Parametric assessment of stress concentration factors for end-to-end joints with rotated SHSs

Abstract

End-to-end joining of rotated square hollow sections (SHSs) with fillet welded intermediate plates is a novel welded tubular joint that could be well suited for truss chords irregularly crossed in two directions. This paper presents an experiment based finite element (FE) modelling for developing stress concentration factor (SCF) analytical parametric formulae of fully and partially connected cases to fill a gap in the literature limited to SHS-to-SHS joints or T Joints. Typical hot spot stress distributions for the fully connected and partially connected end-to-end joints were revealed from experimental measurement. ANSYS parametric design language was employed by introducing three nonlinear geometric parameters (λ, θm and 2γ) related to the SHS chord and the intermediate plate as main controlling variables, and the novel configurations of crown and saddle areas were accurately simulated. The accuracy of constructed FE models has been validated by comparing with experimental data of six test joints with the variation of θm.

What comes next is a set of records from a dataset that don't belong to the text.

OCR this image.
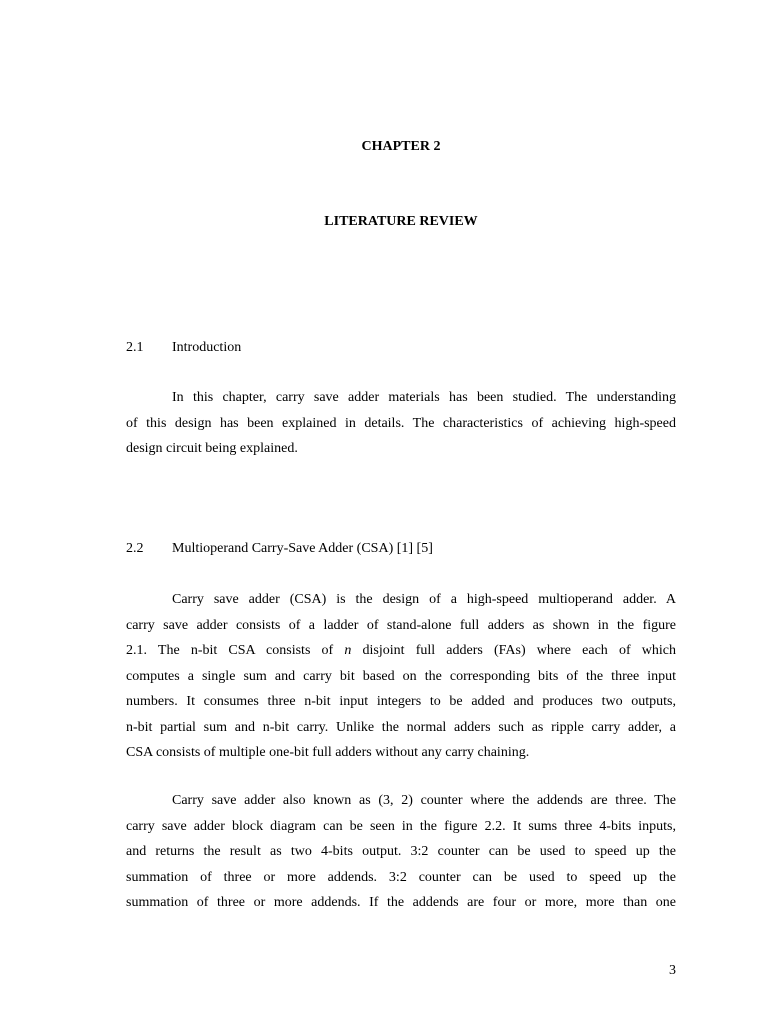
CHAPTER 2
LITERATURE REVIEW
2.1 Introduction
In this chapter, carry save adder materials has been studied. The understanding
of this design has been explained in details. The characteristics of achieving high-speed
design circuit being explained.
2.2 Multioperand Carry-Save Adder (CSA) [1] [5]
Carry save adder (CSA) is the design of a high-speed multioperand adder. A
carry save adder consists of a ladder of stand-alone full adders as shown in the figure
2.1. The n-bit CSA consists of n disjoint full adders (FAs) where each of which
computes a single sum and carry bit based on the corresponding bits of the three input
numbers. It consumes three n-bit input integers to be added and produces two outputs,
n-bit partial sum and n-bit carry. Unlike the normal adders such as ripple carry adder, a
CSA consists of multiple one-bit full adders without any carry chaining.
Carry save adder also known as (3, 2) counter where the addends are three. The
carry save adder block diagram can be seen in the figure 2.2. It sums three 4-bits inputs,
and returns the result as two 4-bits output. 3:2 counter can be used to speed up the
summation of three or more addends. 3:2 counter can be used to speed up the
summation of three or more addends. If the addends are four or more, more than one
3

The influences of three key geometric parameters and two joint configurations on the SCFs were subsequently examined through a comprehensive parametric study including 400 models. Thereafter, a series of analytical parametric formulae for the prediction of maximum SCFs of the crown and saddle areas of the joints were developed through a multivariate regression analysis and demonstrated to be in good agreement with numerical results.